De acordo com ele, no entanto, o uso desses dados está diretamente ligado à boa-fé do desenvolvedor. "É uma questão de ética. A empresa não pode sair expondo os usuários, tampouco se apropriando indevidamente dessas informações", diz Temoteo, que afirma que a confiabilidade dos dados é uma responsabilidade da desenvolvedora e, portanto, pode levar a culpa por qualquer vazamento. 

Riscos e cuidados

O importante é ressaltar que os smartphones passaram a aderir uma incrível variedade de funções, com dados de suas comunicações [e-mails, lista de contatos e redes sociais], suas atividades [localização, registros de chamadas, fotos] e até suas informações financeiras. "Se porventura algum aplicativo tiver acesso ao seu smartphone, terá consequentemente acesso a sua vida", afirma o professor da Mauá, que diz não ser saudável o usuário ficar a mercê das boas intenções dos desenvolvedores.

É por esse mesmo motivo que Rogério Cardoso dos Santos, vice-coordenador do curso superior de tecnologia em jogos digitais da PUC-SP (Pontifícia Universidade Católica de São Paulo), pede cuidado redobrado com os apps que tenham acesso aos dados contidos no aparelho, sejam arquivos, fotos, senhas, lista de contatos e qualquer outra informação pessoal. "Eles podem  enviar seus dados para servidores remotos e estas informações podem ser utilizadas para envio de um simples spam ou até para compras fraudulentas", cita.

"O principal risco é não sabermos para qual finalidade nossos dados pessoais e privados estarão sendo usados. Aplicativos produzidos por empresas idôneas geralmente não oferecem riscos. Entretanto, é necessário ler as permissões de acessos que o app está exigindo para ser instalado", recomenda Santos. "Também é interessante ler a política de privacidade das empresas para saber o que estamos aceitando que seja feito com nossos dados ao aceitar a instalação do programa."

Cuidados que, de acordo com Lopes, não são tomados pela maioria dos usuários que concordam com os termos sem ler nem sequer o primeiro parágrafo. "Há ainda aqueles que estão em inglês. Nesses casos, recorra a alguém que saiba o idioma. E sempre que se tiver dúvidas sobre as regras de privacidade o ideal é não baixar o aplicativo", sugere.

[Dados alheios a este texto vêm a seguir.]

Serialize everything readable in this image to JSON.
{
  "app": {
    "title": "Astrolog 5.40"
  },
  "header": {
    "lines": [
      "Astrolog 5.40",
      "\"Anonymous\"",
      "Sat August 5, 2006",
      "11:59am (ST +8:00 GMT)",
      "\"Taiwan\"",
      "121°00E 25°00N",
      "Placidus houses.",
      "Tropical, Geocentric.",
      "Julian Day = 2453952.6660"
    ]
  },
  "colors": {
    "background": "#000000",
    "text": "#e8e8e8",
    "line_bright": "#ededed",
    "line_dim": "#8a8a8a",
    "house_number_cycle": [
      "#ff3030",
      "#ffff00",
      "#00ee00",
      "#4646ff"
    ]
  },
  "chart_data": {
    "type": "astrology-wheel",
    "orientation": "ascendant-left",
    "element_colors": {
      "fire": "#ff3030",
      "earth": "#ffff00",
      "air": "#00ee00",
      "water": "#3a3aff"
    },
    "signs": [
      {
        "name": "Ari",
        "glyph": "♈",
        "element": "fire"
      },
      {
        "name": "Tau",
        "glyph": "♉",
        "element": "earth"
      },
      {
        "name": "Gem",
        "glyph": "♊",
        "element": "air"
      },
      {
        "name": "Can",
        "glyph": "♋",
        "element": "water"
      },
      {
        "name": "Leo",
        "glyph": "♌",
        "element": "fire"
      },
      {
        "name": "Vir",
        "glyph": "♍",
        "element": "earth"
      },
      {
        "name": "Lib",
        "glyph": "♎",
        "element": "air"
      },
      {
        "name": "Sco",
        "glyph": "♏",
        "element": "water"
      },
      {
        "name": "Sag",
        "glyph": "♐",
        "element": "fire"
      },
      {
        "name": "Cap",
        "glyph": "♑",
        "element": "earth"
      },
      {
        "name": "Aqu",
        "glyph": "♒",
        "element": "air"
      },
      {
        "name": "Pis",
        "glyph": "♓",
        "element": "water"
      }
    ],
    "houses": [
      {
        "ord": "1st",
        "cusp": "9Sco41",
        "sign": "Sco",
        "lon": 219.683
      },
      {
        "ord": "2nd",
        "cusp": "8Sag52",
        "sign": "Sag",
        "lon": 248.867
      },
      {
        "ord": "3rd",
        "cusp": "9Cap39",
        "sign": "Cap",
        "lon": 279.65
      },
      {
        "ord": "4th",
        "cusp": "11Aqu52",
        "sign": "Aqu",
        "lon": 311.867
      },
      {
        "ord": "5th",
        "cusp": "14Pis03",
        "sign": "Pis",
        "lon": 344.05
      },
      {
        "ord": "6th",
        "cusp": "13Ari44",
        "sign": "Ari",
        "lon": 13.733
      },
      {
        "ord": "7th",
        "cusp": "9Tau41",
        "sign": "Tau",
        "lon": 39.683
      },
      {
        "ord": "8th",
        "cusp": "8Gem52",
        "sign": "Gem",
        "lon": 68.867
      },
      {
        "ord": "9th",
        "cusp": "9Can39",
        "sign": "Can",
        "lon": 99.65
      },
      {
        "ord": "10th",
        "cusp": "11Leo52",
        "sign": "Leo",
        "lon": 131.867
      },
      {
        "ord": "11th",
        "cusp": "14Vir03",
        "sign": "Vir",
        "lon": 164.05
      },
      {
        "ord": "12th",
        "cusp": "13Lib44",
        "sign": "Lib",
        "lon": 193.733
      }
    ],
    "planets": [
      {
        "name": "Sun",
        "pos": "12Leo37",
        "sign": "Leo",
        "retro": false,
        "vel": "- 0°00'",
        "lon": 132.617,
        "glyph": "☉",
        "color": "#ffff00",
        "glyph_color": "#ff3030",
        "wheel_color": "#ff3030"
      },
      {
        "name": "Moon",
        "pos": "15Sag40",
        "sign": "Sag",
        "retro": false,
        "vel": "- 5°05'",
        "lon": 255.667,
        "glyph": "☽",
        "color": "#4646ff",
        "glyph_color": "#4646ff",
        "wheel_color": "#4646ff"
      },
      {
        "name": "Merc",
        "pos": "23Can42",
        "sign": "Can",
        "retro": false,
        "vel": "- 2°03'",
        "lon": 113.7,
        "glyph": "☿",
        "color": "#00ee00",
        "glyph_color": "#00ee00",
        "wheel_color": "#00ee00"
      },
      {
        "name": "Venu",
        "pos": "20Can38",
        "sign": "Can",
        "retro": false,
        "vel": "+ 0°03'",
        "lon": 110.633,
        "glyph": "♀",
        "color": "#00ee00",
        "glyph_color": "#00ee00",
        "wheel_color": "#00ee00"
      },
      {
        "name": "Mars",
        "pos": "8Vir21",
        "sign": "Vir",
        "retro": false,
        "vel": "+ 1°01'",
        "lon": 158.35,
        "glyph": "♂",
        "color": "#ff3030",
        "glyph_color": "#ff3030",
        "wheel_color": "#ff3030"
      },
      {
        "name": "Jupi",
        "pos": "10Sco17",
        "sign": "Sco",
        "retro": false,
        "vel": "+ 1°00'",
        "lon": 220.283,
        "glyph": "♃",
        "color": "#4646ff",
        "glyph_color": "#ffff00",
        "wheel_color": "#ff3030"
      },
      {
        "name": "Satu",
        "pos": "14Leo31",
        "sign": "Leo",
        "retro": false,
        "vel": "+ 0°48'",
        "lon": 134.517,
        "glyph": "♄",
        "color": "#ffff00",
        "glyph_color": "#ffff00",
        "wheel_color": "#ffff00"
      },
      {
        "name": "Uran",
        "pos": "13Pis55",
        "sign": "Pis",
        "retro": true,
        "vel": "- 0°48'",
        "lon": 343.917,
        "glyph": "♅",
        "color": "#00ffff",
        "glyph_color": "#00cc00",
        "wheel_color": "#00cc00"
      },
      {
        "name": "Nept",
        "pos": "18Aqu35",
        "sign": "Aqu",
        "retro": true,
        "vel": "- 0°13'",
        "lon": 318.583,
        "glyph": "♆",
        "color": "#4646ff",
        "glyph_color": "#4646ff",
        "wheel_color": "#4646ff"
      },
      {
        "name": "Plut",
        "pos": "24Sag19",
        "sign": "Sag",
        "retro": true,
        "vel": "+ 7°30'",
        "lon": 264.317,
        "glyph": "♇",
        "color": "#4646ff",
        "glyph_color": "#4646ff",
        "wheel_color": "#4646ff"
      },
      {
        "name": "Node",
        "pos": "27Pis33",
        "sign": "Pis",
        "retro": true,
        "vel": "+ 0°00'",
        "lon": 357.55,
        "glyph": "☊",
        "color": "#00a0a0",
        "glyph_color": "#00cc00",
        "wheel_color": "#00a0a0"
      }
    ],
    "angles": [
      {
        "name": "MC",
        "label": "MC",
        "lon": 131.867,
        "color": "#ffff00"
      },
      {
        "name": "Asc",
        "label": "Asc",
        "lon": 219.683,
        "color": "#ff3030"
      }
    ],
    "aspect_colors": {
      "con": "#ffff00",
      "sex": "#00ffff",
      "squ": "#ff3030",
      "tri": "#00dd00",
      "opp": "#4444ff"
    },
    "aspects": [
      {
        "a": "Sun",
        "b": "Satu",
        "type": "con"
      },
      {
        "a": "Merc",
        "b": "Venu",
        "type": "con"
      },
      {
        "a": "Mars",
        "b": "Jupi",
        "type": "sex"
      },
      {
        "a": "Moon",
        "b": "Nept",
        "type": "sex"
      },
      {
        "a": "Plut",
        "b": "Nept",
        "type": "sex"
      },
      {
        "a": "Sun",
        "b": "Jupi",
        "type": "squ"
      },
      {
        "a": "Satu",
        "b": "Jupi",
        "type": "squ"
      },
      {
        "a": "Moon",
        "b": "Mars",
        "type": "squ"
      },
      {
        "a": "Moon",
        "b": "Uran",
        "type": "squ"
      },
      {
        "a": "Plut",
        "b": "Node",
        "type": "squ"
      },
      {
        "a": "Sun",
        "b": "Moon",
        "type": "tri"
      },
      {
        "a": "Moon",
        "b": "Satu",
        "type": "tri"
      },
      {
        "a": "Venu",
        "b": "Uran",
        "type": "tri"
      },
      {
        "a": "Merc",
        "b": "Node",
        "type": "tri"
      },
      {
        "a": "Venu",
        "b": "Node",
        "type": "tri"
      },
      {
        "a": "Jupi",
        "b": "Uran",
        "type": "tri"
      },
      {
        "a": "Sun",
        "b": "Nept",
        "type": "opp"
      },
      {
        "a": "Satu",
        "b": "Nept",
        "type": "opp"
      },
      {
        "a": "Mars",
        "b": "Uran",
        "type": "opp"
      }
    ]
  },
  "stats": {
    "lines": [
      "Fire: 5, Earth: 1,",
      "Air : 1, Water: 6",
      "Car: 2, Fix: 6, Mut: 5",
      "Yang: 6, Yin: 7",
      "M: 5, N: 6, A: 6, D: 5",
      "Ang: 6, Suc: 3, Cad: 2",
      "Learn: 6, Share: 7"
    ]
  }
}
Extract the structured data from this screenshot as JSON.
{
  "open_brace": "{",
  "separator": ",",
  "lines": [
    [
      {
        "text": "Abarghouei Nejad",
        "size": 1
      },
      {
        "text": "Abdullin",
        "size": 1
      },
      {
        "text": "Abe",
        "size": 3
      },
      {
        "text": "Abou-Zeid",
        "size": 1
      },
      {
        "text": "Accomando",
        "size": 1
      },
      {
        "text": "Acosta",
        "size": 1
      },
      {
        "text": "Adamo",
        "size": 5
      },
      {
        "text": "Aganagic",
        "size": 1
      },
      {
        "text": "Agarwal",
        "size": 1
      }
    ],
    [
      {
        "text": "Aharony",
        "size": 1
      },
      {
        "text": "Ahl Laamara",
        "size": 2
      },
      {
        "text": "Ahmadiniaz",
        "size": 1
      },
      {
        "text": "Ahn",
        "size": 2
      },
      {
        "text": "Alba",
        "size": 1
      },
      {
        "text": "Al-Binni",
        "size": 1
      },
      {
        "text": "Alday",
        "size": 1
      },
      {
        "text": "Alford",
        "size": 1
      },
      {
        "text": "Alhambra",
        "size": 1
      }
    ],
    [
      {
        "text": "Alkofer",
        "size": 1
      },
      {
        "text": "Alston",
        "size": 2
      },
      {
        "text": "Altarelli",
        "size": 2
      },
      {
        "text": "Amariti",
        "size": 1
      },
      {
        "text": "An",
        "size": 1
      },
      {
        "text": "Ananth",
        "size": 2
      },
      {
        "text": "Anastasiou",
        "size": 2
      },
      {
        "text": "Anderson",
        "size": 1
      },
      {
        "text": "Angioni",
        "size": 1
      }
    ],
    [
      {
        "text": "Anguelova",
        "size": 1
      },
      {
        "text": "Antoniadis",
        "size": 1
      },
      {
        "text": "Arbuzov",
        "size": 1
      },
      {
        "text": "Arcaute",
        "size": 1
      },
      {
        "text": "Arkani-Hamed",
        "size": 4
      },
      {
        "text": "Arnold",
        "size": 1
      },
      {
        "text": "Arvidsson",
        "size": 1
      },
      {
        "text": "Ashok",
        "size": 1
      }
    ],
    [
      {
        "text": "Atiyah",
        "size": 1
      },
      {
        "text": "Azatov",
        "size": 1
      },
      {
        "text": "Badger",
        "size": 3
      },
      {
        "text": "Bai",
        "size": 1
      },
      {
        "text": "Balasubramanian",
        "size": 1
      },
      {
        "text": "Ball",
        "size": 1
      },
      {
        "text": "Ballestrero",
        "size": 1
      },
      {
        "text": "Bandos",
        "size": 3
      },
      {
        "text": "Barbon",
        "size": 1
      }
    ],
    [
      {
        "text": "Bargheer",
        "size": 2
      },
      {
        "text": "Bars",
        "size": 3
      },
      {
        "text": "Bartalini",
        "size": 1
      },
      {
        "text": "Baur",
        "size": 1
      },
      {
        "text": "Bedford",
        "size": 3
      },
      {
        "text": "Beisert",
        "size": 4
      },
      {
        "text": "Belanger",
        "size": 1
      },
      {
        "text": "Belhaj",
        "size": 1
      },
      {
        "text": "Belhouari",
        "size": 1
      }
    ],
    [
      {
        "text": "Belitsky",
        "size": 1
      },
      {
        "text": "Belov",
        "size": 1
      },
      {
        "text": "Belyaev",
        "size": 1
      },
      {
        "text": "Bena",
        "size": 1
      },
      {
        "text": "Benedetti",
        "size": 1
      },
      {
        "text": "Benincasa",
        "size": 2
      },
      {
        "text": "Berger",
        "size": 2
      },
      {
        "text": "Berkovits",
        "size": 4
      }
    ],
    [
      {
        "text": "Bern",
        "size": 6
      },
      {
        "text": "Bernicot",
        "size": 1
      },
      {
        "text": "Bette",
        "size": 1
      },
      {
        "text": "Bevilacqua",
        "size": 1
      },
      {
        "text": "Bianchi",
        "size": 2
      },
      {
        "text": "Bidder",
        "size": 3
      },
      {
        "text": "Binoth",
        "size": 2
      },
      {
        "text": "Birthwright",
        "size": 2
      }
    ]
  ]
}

Dar preferência aos aplicativos que são publicados em lojas oficiais, é outra recomendação do professor da PUC-SP, que diz que estas lojas costumam retirar de seus catálogos os aplicativos identificados como "malwares". E, segundo Temoteo, os programas disponíveis na Apple Store são um pouco mais "seguros" do que os publicados no Google Play e no Windows Phone. "Isso porque, diferentes das concorrentes, a Apple Store faz um filtro e uma avaliação de todos os aplicativos antes de disponibilizá-los para os usuários. Mas isso não quer dizer que estão isentos de apps invasivos."

Outra sugestão é a instalação de aplicativos, alguns gratuitos, que prometem remover softwares maliciosos e vírus dos celulares. "Estes softwares têm sua base de dados de ameaças a segurança constantemente atualizados, permitindo uma segurança maior no uso do celular", explica Santos. Segundo ele, os usuários devem ficar atentos a qualquer comportamento estranho do celular, como por exemplo, a diminuição da duração da carga da bateria do celular, o consumo exagerado do pacote de dados sem um motivo aparente ou uma lerdeza acima do normal para fazer simples operações como no caso das ligações.

"Mas apesar da série de riscos enfrentados pelo uso das tecnologias móveis no quesito de segurança e privacidade, os ganhos em agilidade, produtividade e conveniência são maiores, desde que claro, tomemos medidas para minimizar estes riscos", relata o professor da PUC-SP.